I was going to be a ballerina, a belly dancer and an astronaut. Just because they told me I could be anything if I wanted.

But that really isn't true. No, not even close. The people who succeed and achieve brilliance are, to be completely frank and unnecessarily blunt, anomalies. These are people who were in the right place, had made the right social contacts and possessed a set of adequate skills at the perfect moment in time. Perhaps they made monumental effort to get to where they made it to, but effort alone isn't going to reward you with everything you've ever wanted. In fact, it may result in nothing.

Every time I go to a shopping mall this concept is hammered home. Every time I see a table full of Twilight books at Barnes or a rack of Twilight shirts at the front of a Hot Topic I'm reminded of this. I'm not going to derail this exercise by spending more time than necessary explaining in depth my issues with Stephenie Meyer, but let me say that there are a great many truly brilliant and altogether under-read authors who are passed up by young readers in order to salivate over her latest book. If you buy into the concept of effort and good faith yielding rewards, this is a cold slap in the face by an arrogant, sparkly marble hand.

This is what frightens me. This is what causes me to second-guess myself or, even worse, to lose interest in achieving. Simply knowing that putting forth time, effort and hope could very well (and, statistically, probably) do nothing but bring my faults to the public fore is terrifying.

What if I write a novel and every agent rejects me? What if every publishing house blows me off? What if I'm exposed to my peers as a fraud and a wannabe? What if people find out I really don't know what I'm doing and am usually just winging it? What if I manage to successfully navigate the world of publishing (which is really an achievement in and of itself) and then nobody reads me?

I think I would prefer an epic chorus of negative reviews to the silence of being ignored.

I'm really getting way ahead of myself here, though, because to be either mocked or ignored you have to put yourself in front of people, and this fear is keeping me frozen behind a thick, dark curtain. Nobody knows I'm here.
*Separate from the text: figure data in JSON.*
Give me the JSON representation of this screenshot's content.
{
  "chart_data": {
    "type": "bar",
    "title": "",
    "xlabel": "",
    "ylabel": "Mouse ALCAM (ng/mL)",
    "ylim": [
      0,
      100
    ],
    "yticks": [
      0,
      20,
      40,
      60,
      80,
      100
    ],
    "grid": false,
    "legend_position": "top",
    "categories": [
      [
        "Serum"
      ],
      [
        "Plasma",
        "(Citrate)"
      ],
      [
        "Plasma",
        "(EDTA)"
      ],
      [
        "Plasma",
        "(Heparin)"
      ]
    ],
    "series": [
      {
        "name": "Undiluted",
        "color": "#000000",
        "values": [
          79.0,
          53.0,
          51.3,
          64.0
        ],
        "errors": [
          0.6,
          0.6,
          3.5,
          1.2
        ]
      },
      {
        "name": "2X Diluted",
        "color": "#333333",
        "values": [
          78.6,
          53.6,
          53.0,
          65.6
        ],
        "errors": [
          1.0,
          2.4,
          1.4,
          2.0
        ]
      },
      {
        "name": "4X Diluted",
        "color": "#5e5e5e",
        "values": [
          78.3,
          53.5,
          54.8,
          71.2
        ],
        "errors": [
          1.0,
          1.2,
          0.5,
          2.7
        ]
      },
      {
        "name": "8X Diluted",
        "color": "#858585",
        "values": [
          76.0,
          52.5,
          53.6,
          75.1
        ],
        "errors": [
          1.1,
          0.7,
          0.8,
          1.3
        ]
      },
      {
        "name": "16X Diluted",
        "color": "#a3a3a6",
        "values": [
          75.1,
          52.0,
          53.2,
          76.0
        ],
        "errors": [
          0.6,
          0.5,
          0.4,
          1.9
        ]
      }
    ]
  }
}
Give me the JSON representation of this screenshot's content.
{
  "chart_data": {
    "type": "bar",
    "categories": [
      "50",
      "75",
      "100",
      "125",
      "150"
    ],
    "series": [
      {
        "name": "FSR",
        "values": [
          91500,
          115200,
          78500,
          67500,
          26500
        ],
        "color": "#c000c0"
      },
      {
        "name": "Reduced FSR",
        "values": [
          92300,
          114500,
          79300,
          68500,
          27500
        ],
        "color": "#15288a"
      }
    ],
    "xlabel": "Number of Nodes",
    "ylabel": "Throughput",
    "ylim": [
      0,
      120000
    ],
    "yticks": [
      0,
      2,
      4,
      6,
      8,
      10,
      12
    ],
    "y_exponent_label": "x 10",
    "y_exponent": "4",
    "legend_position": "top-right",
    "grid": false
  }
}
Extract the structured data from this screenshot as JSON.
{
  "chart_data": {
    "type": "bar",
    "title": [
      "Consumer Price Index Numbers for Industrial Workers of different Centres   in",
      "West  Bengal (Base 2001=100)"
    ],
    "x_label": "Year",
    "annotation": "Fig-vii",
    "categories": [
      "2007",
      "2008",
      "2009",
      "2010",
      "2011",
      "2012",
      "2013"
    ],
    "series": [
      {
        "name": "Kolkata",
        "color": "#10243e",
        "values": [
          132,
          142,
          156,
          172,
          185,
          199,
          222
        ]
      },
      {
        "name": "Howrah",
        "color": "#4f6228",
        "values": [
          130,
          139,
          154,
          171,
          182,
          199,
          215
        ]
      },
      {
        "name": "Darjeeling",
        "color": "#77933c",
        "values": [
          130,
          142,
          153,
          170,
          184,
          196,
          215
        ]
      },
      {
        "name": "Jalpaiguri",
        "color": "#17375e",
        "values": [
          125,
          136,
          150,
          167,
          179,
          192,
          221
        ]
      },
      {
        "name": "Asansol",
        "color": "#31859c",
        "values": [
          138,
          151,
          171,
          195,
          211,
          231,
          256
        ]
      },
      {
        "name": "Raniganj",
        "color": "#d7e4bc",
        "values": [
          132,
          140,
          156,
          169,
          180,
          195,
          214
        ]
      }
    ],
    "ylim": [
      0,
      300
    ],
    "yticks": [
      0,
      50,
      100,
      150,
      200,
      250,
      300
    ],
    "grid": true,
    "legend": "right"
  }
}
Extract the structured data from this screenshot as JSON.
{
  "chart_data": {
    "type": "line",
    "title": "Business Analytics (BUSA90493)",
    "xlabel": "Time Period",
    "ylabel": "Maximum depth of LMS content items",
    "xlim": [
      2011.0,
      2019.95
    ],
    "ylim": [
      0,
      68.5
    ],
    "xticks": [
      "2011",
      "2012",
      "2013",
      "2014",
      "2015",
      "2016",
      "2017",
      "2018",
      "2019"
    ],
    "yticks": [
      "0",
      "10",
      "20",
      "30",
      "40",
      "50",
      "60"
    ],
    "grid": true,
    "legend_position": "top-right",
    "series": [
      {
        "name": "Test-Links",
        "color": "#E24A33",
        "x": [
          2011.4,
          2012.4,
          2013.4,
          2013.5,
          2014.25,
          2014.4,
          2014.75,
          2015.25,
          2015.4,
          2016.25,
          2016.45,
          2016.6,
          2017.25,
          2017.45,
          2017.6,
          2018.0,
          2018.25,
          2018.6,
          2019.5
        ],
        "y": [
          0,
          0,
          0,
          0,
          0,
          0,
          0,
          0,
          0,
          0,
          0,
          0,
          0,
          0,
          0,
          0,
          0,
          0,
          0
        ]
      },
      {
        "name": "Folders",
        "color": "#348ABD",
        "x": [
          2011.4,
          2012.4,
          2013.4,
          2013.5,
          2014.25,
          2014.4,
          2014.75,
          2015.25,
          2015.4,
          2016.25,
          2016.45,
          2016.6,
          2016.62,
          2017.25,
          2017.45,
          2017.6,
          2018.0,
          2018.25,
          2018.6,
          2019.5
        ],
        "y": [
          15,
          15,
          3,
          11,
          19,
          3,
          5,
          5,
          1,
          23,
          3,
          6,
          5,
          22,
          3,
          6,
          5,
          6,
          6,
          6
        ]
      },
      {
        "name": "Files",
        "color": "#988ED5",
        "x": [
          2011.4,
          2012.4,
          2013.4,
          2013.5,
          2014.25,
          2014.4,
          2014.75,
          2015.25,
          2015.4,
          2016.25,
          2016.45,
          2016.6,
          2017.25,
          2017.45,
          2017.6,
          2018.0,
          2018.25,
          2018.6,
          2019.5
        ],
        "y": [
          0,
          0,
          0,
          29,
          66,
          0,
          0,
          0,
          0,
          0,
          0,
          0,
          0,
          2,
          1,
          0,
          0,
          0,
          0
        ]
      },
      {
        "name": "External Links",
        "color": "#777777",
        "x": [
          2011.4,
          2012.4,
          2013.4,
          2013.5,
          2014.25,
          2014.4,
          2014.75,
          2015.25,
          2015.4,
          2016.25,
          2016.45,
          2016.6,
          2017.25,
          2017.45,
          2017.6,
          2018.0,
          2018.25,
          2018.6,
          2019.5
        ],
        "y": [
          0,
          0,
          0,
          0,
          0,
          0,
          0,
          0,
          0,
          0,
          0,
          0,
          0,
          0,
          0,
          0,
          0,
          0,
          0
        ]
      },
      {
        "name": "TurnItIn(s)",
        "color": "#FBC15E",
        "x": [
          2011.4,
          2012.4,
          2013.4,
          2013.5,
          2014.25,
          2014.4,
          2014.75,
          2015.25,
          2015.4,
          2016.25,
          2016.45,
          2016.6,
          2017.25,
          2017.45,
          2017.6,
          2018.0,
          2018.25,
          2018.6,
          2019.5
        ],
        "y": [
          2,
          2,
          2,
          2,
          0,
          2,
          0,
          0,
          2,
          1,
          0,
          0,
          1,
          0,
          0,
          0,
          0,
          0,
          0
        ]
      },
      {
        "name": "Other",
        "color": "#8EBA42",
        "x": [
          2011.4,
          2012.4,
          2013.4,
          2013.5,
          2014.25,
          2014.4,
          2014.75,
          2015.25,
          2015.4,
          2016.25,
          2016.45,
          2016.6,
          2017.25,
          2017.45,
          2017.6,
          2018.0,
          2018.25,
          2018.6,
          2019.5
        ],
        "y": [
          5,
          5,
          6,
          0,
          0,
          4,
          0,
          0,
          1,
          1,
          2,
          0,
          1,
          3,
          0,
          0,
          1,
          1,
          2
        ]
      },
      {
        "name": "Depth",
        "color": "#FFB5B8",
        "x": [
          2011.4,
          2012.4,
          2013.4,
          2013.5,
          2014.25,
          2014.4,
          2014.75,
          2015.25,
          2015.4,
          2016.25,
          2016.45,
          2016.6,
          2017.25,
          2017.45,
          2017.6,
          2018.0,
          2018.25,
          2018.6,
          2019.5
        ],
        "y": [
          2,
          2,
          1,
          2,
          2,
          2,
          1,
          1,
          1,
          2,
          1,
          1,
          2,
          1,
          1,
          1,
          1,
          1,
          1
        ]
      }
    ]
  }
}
My friends are barely, if at all, aware of my ambition. I'm terrified and unsure if I should put myself in the vulnerable position of writer-in-public, but yet at the very same time I know what happens to me when I try to leave this urge behind me. I grow depressed. I grow fat. I lose the will to do anything but wallow in self-pity and bitterness.

I become someone who isn't me. That is much, much more frightening than being mocked for being a crappy writer.

How unbelievably hilarious it is that I suffer from the dual fears of stagnation and progress? It seems that no matter which path I take ( and it's obvious at this point that I've already chosen one over the other) there's going to be something waiting just out of view to frighten me. If it won't come during my waking hours it's sure to find me in my sleep. I have frequent nightmares, always with failure as the core theme. When my fish are sick I have dreams that feature closeups of tanks full of still-living, half-decomposed occupants, jaws and heads with gaping holes, gills struggling to function, fins barely mobile. This is what you've done to them, I tell myself, because you didn't take care of them when you could have. After waking I invariably do a water change or swap out filters and start testing ammonia levels, because I realize, at least for a while, that inaction is far worse than failure after effort.

There is no choice for me. I have to do what I have to do, but the end result of this doing is a horrible blank in the future. There is no guarantee, no safety net, no consolation prize. I suppose I could very well pull the adult version of the taking-my-ball-and-going-home stunt and publish my work myself, but even then I'd be subject to the same pass-fail standards of success that are prevalent everywhere else. And I'd have to deal with the added stress of trying to convince the rest of the publishing world to deal with me on terms they're not often willing to deal on.

I will soldier on, and hope for the best, because the shudder-in-my-chest fear that falls upon me when I think of being mocked and torn apart is nothing compared to the wake-up-screaming fear I feel during the nights when I have horrible dreams full of guilt for not trying.